America Can’t Fix Europe’s Russian Energy Problem

Gasoline pump at gas station
Kyoungil Jeon—Getty Images

With the tumult in the Ukraine continuing, there’s been a lot of talk over the last week about how the U.S. may have a major lever in the fight against Putin’s Russia—petro-politics. Usually, it’s emerging markets like Russia that use oil and gas as a political tool. And indeed, the fact that countries like Germany get about a third of their energy from Russia is a key reason that Europe hasn’t been as willing to go along with trade sanctions in the past. Sure, the Russians need Europe as much as Europe needs them (if not more)—about 70 percent of Russia’s export revenues come from oil and gas, much of it sold to the Continent. But no European leader wants to risk an energy shortfall or peak prices in the middle of winter.

The question is whether the U.S., which is becoming a major shale oil and gas producer in its own right, can actually do anything to help Europe loosen the Russian energy noose. The Obama administration believes it can, and is pushing to accelerate the process of getting American liquid natural gas (LNG) online and ready for export. A front-page story in the New York Times hinted that American energy could make a big difference in Europe, and in the conflict with Russia.

I think that view is overly optimistic. Here are three reasons why:

  1. LNG is, and remains, a very localized market. The first LNG export port to clear the Federal Energy Regulatory Commission (FERC) hurdle is Cheniere Energy’s Sabine Pass port, on the Sabine Pass River on the border between Texas and Louisiana. But it won’t come online until late 2015 at the very earliest—possibly even 2016. The next three ports on the wait list haven’t even been green lighted.
  2. The U.S. isn’t producing a lot of shale oil and gas yet, anyway. While the U.S. energy department is predicting that shale oil production will climb to about 10 million barrels per day by 2017, right now, it’s about 3 million bpd. Given that America itself consumes over 90 million bpd of fossil fuel, it’s not as if we are about to become a major energy exporter, even as our own production rises.
  3. We need cheap energy at home if we are going to fuel the manufacturing renaissance. We’ve heard a lot about the growth of manufacturing in America over the last few years. But a big part of that story is easier access to cheap shale oil and gas here at home. American business wants to build pipelines to take Western shale oil and gas to Rust Belt factories to improve competitiveness. If we start to see much of it going to Europe, we may have a political and/or trade fight on our hands.

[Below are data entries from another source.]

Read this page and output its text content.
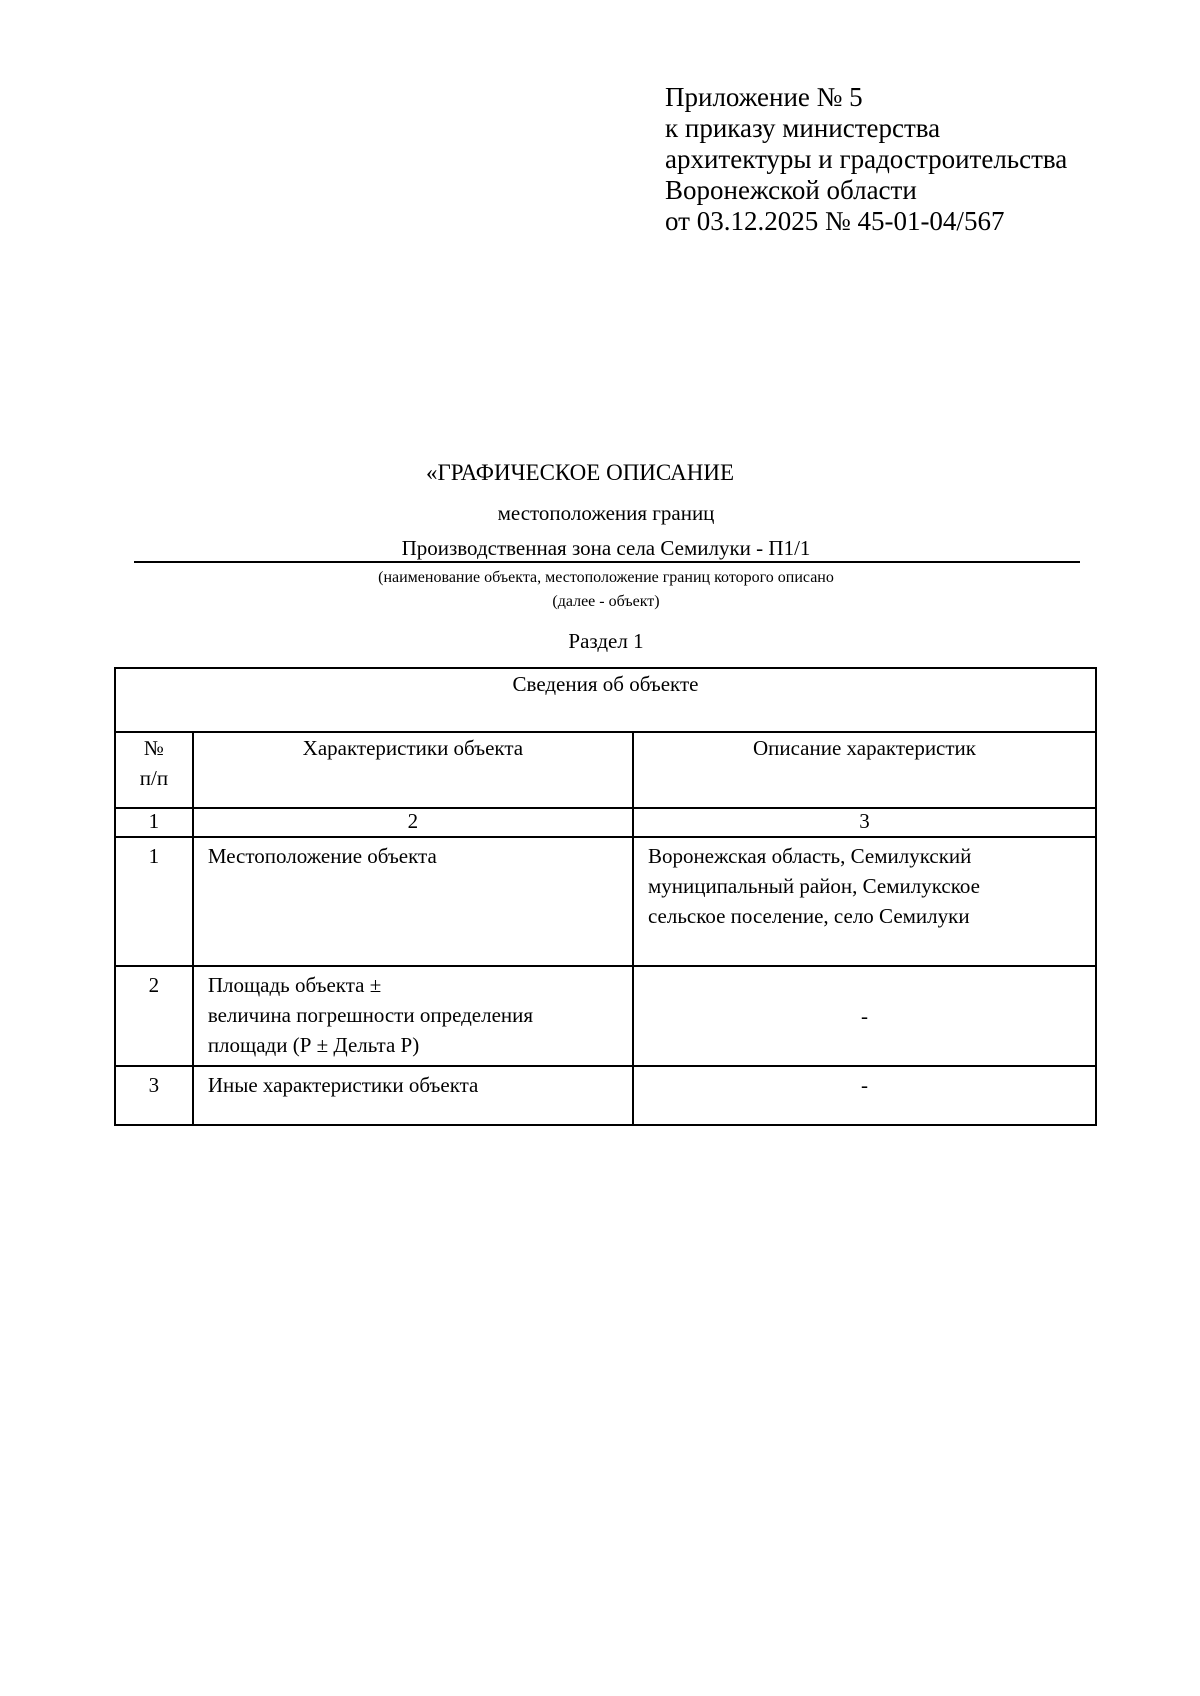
Приложение № 5
к приказу министерства
архитектуры и градостроительства
Воронежской области
от 03.12.2025 № 45-01-04/567
«ГРАФИЧЕСКОЕ ОПИСАНИЕ
местоположения границ
Производственная зона села Семилуки - П1/1
(наименование объекта, местоположение границ которого описано
(далее - объект)
Раздел 1
Сведения об объекте		

№
п/п	Характеристики объекта	Описание характеристик
1	2	3
1	Местоположение объекта	Воронежская область, Семилукский
муниципальный район, Семилукское
сельское поселение, село Семилуки

2	Площадь объекта ±
величина погрешности определения
площади (Р ± Дельта Р)	-

3	Иные характеристики объекта	-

The bottom line: American can’t save Europe when it comes to energy. The Continent needs to wean itself off Russian gas, no question. But it’s more likely to do that by rethinking its recent reductions in nuclear energy and overly generous subsidies for green energy (which have pushed up prices), as well as by looking abroad to places like West Africa for new energy sources than by counting on the US for a quick energy fix. While America’s push to speed up the LNG approval process may send a useful political message to Putin, it won’t change the European energy dynamic on the ground anytime soon.